You're taking your initial bad example and making it even worse. The limits of every single car on the road exceed those same road laws.
By that logic, we'd all still be walking.
I'm not. But what I am saying is exactly what
@CarBastard said: A Ferrari isn't a weapon designed to kill people in large numbers.
If you guys miss the point, that doesn't make the example bad. Nowhere did I suggest that a Ferrari is a lethal weapon. The very notion of such a suggestion is preposterous. I even attempted to clarify that:
Please understand that I wasnt comparing the lethality of a Ferrari to an AR-15.
I am comparing a gun to guns and a car to cars. I'm not comparing a gun to a car or vice-versa. The suggestion by another member was that since a particular gun is not practical for every day use when there are other guns more suited to the roles needed, then it should be banned. I simply pointed out that, by that logic, a particular car that is not suited for practical use (when compared to other cars) should also, therefor be banned. I used a car as this board is closely linked with the culture and I was hoping to make a connection. My estimation was incorrect it seems, I apologize for any confusion you may have experienced.
You're missing the point.
Again. There's no harm in allowing the public to operate an impractical and exaggerate mean of transport, because it's a device meant for transport that accidentally can be deadly (much like anything can be accidentally deadly). There IS harm in allowing the public to operate an impractical and exaggerate mean of killing, because it's a device meant for killing that can only accidentally do something other than killing. See the difference?
Plenty of people operate AR-15's safely every day. I have a friend who currently has two and a number of other guns. He owns a business, is happily married, golf's every weekend, drives a BRZ and hasn't shot anybody yet. Would you be willing to fly up here and tell him he cant own his guns anymore because of some ******* halfway across the country decided to be an even bigger ******* and kill a bunch of innocent people?
Don't worry, he'd probably be pretty cool about it, sell them, and then point out that the remaining guns in his collection are just as lethal.
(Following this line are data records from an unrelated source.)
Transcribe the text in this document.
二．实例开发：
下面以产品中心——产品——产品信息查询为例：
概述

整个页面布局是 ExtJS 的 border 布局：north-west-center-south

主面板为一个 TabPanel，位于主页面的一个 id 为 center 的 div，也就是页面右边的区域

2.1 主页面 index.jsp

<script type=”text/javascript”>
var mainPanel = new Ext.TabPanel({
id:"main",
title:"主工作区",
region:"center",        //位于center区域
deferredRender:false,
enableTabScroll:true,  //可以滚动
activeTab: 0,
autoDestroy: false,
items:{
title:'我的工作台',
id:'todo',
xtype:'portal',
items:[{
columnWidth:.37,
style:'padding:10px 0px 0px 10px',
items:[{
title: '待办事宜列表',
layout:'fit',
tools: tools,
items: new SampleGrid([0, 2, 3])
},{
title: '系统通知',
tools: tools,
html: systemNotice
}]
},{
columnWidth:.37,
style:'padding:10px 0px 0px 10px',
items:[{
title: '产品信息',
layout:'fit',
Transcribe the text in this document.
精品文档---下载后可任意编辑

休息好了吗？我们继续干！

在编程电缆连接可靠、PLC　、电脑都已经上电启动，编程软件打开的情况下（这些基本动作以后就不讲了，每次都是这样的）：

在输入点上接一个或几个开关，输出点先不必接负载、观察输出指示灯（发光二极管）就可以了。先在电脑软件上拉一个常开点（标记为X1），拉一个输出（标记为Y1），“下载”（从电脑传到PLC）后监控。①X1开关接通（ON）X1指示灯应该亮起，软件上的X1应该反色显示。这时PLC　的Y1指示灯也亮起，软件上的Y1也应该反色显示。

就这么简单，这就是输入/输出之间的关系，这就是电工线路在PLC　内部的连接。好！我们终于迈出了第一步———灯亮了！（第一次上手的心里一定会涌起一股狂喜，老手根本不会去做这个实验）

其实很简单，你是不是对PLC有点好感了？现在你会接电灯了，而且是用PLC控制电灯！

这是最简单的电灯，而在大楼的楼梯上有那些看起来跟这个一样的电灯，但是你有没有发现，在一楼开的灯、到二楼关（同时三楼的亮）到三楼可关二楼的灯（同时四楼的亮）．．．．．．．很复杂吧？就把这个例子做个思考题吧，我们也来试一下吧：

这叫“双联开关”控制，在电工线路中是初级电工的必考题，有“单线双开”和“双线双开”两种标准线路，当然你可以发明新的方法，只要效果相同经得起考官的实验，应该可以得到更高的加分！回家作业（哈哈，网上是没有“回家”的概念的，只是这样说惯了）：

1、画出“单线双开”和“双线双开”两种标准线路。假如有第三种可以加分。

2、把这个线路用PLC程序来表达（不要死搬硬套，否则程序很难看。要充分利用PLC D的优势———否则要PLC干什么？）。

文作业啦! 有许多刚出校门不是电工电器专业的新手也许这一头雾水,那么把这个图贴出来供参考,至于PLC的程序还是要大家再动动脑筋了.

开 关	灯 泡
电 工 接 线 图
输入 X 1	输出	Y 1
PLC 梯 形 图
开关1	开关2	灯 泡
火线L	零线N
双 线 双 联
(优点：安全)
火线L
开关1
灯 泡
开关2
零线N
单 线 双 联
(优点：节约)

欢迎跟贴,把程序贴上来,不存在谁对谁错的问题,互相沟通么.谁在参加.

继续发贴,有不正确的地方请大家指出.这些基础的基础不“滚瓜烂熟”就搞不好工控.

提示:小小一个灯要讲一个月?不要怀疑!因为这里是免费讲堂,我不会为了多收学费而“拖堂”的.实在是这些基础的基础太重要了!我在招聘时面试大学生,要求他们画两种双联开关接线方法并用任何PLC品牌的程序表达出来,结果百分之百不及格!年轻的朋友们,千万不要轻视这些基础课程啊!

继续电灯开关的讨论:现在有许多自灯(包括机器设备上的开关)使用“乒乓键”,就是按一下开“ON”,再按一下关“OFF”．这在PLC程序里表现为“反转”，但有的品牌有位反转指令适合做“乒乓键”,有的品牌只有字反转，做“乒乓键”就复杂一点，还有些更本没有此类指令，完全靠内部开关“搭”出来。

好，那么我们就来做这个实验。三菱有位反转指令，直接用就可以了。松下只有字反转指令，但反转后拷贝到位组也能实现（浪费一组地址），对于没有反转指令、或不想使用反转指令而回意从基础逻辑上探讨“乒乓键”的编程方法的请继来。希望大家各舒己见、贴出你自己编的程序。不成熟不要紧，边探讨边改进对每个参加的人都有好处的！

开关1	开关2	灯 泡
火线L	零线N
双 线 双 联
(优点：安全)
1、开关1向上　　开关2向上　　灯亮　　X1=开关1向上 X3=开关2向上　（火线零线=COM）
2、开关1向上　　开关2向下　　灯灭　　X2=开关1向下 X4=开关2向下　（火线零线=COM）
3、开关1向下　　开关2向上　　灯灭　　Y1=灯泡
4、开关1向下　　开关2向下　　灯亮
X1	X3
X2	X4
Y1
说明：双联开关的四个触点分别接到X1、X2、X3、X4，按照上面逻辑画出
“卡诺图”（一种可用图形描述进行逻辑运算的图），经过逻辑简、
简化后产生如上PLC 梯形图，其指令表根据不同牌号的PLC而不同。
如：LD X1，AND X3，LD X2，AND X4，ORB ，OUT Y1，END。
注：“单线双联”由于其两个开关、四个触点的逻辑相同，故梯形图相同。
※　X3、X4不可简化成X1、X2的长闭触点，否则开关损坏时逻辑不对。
Which will bring me to my last point.
Something shouldn't be illegal just because it's impractical, agree with you there. But something that is impractical AND designed exclusively for killing? That should categorically be illegal.
Yes, but technically, all guns would fall into that category. And since firearms are protected by the second amendment, you open up the argument of banning them all and then running into the 2A issue. Which of these guns would you ban and why? The M4 of course is already illegal to privately own.
The problem is that if you pick any one, then gun owners are afraid you'll get into a slippery slope of "Well then why not that one? And why not that one?" And then all the guns are banned and the constitution as a whole becomes open to interpretation, with all of the other amendments becoming "flexible".
Then there's the manner of the
300 million guns floating around that you'll never manage to collect. That would require tax-payer dollars to get those. Or would you rather the already massive American prison complex become overloaded with what were previously innocent civilians? All of them feeding of taxpayer's money to contribute absolutely nothing in return, only to get out with little to no positive impact on their rehabilitation and statistically fall right back into prison later on. Would you rather American citizens turn on each other in a witch hunt on gun owners? Would you rather the American government try to buy all of those guns back? With what money? Or should they pay to have a veritable army of LEO's and National Guardsmen go door to door and hope they get all of the guns back? How would they find them all?